Страница 29 из 30
Виконт, счастливый тем, что столь неожиданно стал необходимым женщине, с которой так странно свела его судьба в нищем польском фольварке, разумеется, всячески пытался прятать свое неуместное счастье. Он каждый день молился Богу за то, что, как и положено офицеру, в тот вечер, найдя, наконец, графиню, проявил выдержку. Именно он, совсем еще, казалось бы, мальчик, когда они с темнокудрым ротмистром легкоконного итальянского полка застыли на пороге, оба пораженные открывшейся сценой, не потерял, в отличие от взрослого мужчины, голову, а спокойно выяснил все и даже помог русскому привести Клаудиу в чувство, сбегав за уксусом.
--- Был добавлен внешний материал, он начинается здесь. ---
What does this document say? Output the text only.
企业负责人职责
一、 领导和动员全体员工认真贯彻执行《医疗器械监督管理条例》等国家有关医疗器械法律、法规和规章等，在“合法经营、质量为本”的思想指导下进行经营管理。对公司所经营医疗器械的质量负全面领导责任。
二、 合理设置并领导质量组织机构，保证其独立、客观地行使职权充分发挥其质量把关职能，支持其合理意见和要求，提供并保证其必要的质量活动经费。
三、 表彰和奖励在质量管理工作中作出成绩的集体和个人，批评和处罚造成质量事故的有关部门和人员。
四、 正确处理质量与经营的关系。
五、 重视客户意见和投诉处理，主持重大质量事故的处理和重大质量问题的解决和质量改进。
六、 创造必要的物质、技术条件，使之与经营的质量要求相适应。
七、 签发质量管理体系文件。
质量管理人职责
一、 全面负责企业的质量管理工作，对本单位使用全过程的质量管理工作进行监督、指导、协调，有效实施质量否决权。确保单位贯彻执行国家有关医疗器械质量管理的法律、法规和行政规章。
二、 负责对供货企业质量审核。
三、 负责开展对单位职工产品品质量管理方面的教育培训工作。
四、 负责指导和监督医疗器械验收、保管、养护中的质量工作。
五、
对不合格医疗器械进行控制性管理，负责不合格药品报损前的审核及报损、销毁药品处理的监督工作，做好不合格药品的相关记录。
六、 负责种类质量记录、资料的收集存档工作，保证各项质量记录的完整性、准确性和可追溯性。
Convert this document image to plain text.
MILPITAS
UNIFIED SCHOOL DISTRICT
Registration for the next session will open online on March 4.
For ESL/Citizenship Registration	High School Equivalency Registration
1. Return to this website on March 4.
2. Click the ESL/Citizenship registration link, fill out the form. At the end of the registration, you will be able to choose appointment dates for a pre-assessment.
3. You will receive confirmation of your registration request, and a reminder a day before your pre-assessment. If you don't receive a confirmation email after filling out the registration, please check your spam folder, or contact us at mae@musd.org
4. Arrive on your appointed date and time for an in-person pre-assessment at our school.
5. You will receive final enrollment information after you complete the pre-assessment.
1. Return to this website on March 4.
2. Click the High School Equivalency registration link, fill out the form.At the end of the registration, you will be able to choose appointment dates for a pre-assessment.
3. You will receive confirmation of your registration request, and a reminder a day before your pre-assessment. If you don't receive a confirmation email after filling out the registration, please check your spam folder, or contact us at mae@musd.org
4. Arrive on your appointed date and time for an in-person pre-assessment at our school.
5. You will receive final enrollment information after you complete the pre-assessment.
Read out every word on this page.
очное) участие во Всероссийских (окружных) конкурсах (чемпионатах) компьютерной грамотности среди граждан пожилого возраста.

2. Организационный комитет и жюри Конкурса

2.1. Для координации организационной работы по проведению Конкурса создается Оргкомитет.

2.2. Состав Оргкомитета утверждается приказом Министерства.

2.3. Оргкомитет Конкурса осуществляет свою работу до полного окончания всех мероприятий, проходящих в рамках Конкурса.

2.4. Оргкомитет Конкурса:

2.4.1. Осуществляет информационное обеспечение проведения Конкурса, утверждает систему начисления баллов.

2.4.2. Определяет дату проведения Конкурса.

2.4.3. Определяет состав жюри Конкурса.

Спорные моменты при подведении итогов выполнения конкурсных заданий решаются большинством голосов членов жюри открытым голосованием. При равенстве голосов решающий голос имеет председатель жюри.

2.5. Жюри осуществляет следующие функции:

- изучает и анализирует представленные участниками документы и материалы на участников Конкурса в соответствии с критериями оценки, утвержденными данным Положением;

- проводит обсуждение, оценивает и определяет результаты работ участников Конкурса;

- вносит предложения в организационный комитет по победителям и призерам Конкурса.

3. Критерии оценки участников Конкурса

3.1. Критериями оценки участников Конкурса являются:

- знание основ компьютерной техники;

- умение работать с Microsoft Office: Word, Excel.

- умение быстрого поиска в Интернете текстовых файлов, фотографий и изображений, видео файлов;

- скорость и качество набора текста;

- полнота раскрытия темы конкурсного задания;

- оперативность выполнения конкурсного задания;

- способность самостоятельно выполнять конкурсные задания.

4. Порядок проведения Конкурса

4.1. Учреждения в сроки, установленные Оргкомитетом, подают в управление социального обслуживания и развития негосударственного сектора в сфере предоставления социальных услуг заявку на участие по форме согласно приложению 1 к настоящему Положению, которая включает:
Однако за прошедшее время он так и не смог научится гасить на лице сияющую улыбку, когда Клаудиа поспешно вставала ему навстречу, хотя и прекрасно видел следы горя на ее осунувшемся лице, и понимал, что ее порыв относится на самом деле совсем не к нему.
Вот и сейчас, видя, как торопливо она отошла от окна и с какой надеждой смотрит ему в глаза, быстро идя навстречу, он испытал все то же сдвоенное чувство высочайшей сладости и неизбывной горечи, какого никогда раньше не испытывал. И это пронзительное щемящее чувство говорило ему о настоящем, о вечном…
– Увы, ваша светлость, – задыхаясь, скорее, от восторга, чем от бега по крутой лестнице. – Пока ничего нового. Очень, очень много раненых. Да и о пленных собрана еще далеко не вся информация, связь очень ненадежна, казаки же воюют совсем нецивилизованно, никаких списков, только свидетели… если остаются. – Лицо Клаудии мгновенно потухло и стало серым, как и ее простое шерстяное платье покроя трехлетней давности. Виконт знал, что все привезенное с собой она раздала погорельцам, потерянно бродившим по всему городу и за кусок хлеба или одеяло готовым продать даже честь своих дочерей. Ламбер знал и то, что многие французы этим пользуются, и сам не раз слышал, как его гусары обсуждают этих несчастных, чьи ласки оказывались измученными и печальными. – А почему бы вам не обратиться прямо к императору? Вы – жена командующего легиона… – неожиданно даже для себя вдруг спросил он.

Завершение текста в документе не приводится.